Halil İbrahim Bereketi

Bir zamanlar iki kardeş varmış. Büyüğünün adı Halil, Küçüğünün adı İbrahim. Halil, evli ve çocuklu, İbrahim ise bekârmış. Kendi hallerinde, kendi yağlarında kavrulurlarmış. Ortak bir tarlaları varmış iki kardeşin. Buğday ekip buğdayı, domates dikip domatesi, ne ekerlerse hasat zamanı paylaşırlarmış. Buğdaylar başak vermiş. Harman zamanı gelmiş. Sapı samandan ayırmışlar. Haklarını tanzim etmişler. Sıra gelmiş buğday çuvallarını taşımaya. Halil kardeşine “Birimiz kendi çuvalını götürürken diğeri burada buğdayları beklesin.” demiş. Halil, kendi payına düşen buğdaydan bir çuval doldurup düşer yola.

“Peki, abi demiş” İbrahim… İbrahim düşünmeye başlamış:”Abim evli, çocuklu. Daha çok buğday lazım onun evine” Kendi payından biraz daha koymuş ağabeyi Halil’in çuvalına.

Halil gelir. Bu defa İbrahim yüklenir sırtına çuvalı. O gidince Halil, kardeşi hakkında şöyle düşünür: “Çok şükür, ben evliyim, kurulu bir düzenim de var. Ama kardeşim bekâr. O daha çalışıp, para biriktirecek. Ev kurup evlenecek.” Kendi payından atar onunkine birkaç kürek.

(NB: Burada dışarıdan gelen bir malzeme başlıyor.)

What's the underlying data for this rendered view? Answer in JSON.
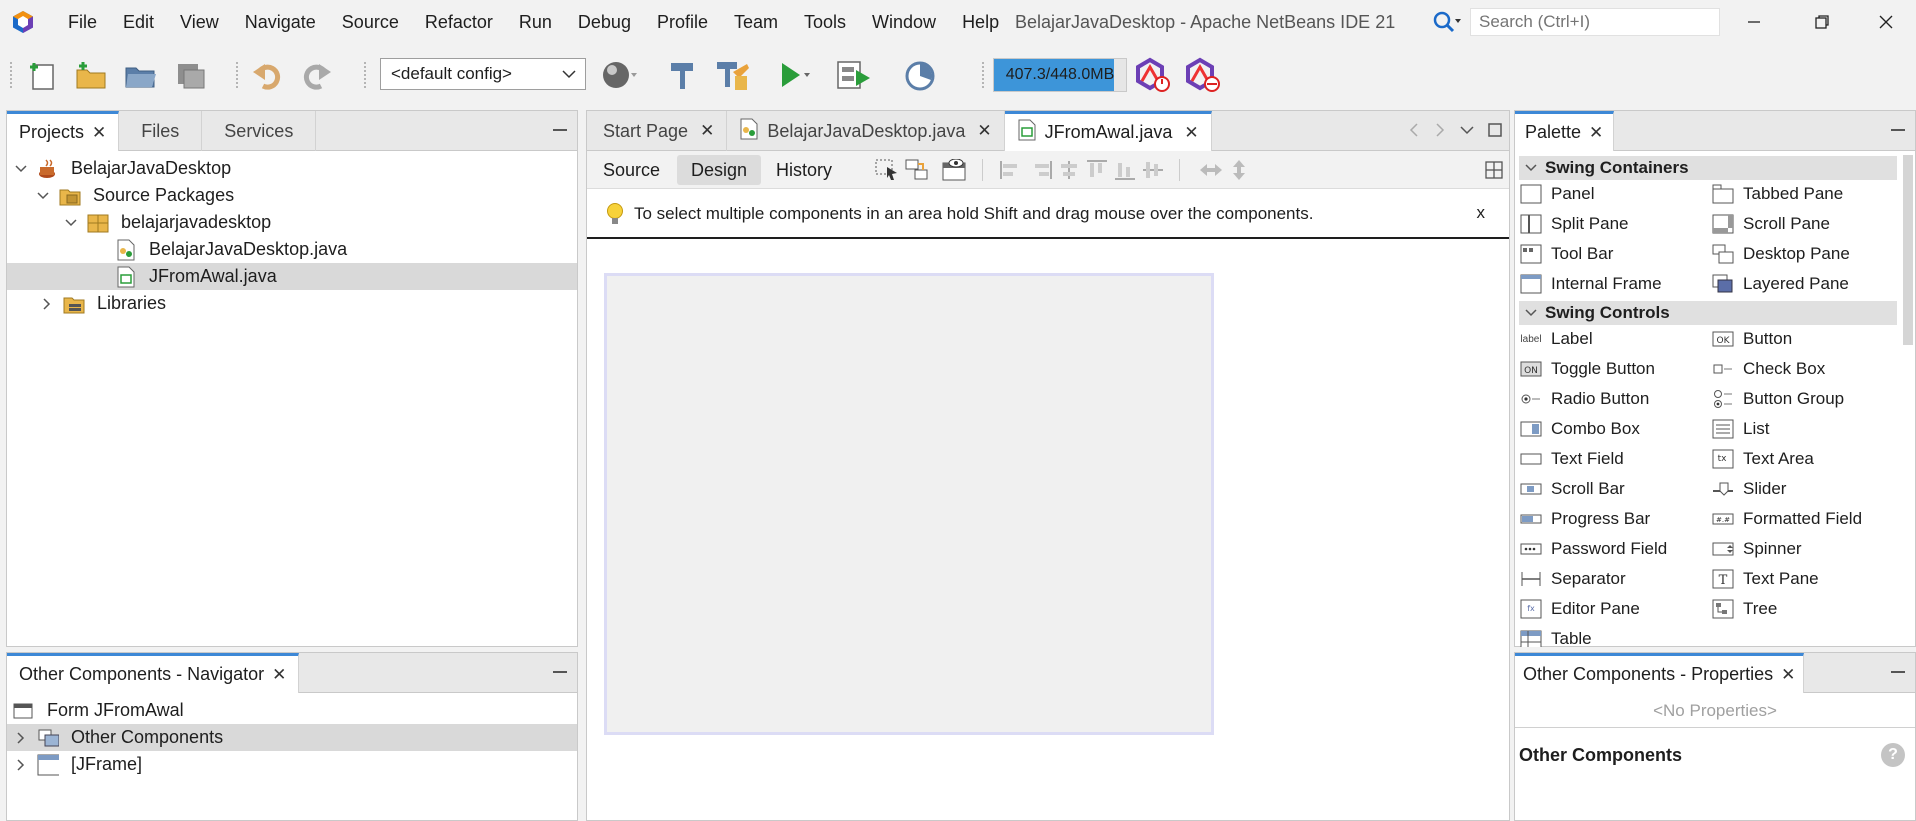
{
  "menubar": {
    "items": [
      "File",
      "Edit",
      "View",
      "Navigate",
      "Source",
      "Refactor",
      "Run",
      "Debug",
      "Profile",
      "Team",
      "Tools",
      "Window",
      "Help"
    ],
    "window_title": "BelajarJavaDesktop - Apache NetBeans IDE 21",
    "search_placeholder": "Search (Ctrl+I)"
  },
  "toolbar": {
    "config_value": "<default config>",
    "memory_text": "407.3/448.0MB",
    "memory_fraction": 0.909
  },
  "projects_panel": {
    "tabs": [
      "Projects",
      "Files",
      "Services"
    ],
    "tree": [
      {
        "label": "BelajarJavaDesktop",
        "level": 0,
        "expanded": true,
        "icon": "java-project-icon"
      },
      {
        "label": "Source Packages",
        "level": 1,
        "expanded": true,
        "icon": "source-packages-icon"
      },
      {
        "label": "belajarjavadesktop",
        "level": 2,
        "expanded": true,
        "icon": "package-icon"
      },
      {
        "label": "BelajarJavaDesktop.java",
        "level": 3,
        "icon": "java-form-file-icon"
      },
      {
        "label": "JFromAwal.java",
        "level": 3,
        "icon": "java-form-file-icon",
        "selected": true
      },
      {
        "label": "Libraries",
        "level": 1,
        "expanded": false,
        "icon": "libraries-icon"
      }
    ]
  },
  "navigator_panel": {
    "tab": "Other Components - Navigator",
    "tree": [
      {
        "label": "Form JFromAwal",
        "level": 0,
        "icon": "form-icon"
      },
      {
        "label": "Other Components",
        "level": 0,
        "expandable": true,
        "icon": "other-components-icon",
        "selected": true
      },
      {
        "label": "[JFrame]",
        "level": 0,
        "expandable": true,
        "icon": "jframe-icon"
      }
    ]
  },
  "editor": {
    "tabs": [
      {
        "label": "Start Page",
        "active": false
      },
      {
        "label": "BelajarJavaDesktop.java",
        "active": false
      },
      {
        "label": "JFromAwal.java",
        "active": true
      }
    ],
    "views": [
      "Source",
      "Design",
      "History"
    ],
    "active_view": "Design",
    "hint": "To select multiple components in an area hold Shift and drag mouse over the components.",
    "hint_close": "x"
  },
  "palette": {
    "tab": "Palette",
    "categories": [
      {
        "name": "Swing Containers",
        "items": [
          "Panel",
          "Tabbed Pane",
          "Split Pane",
          "Scroll Pane",
          "Tool Bar",
          "Desktop Pane",
          "Internal Frame",
          "Layered Pane"
        ]
      },
      {
        "name": "Swing Controls",
        "items": [
          "Label",
          "Button",
          "Toggle Button",
          "Check Box",
          "Radio Button",
          "Button Group",
          "Combo Box",
          "List",
          "Text Field",
          "Text Area",
          "Scroll Bar",
          "Slider",
          "Progress Bar",
          "Formatted Field",
          "Password Field",
          "Spinner",
          "Separator",
          "Text Pane",
          "Editor Pane",
          "Tree",
          "Table"
        ]
      }
    ]
  },
  "properties_panel": {
    "tab": "Other Components - Properties",
    "empty_text": "<No Properties>",
    "section_title": "Other Components",
    "help": "?"
  },
  "colors": {
    "accent": "#3d88d6",
    "memory_fill": "#3d95d9",
    "selection": "#d9d9d9"
  }
}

Biri gittiğinde, diğeri, kendi payından atar onunkine. Bu, böyle sürüp gider. Ama birbirlerinden habersizdirler. Nihayet akşam olur. Karanlık basar. Görürler ki, bitmiyor buğdaylar. Hatta azalmıyor bile. Hazreti Allah bu hali çok beğenir. Buğdaylarına bir bereket verir, bir bereket verir ki… Günlerce taşır iki kardeş, bitiremezler. Dolar tasar ambarları. Bu bereketin adı: “ Halil İbrahim bereketi” olarak söz dağarcığında yerini alır.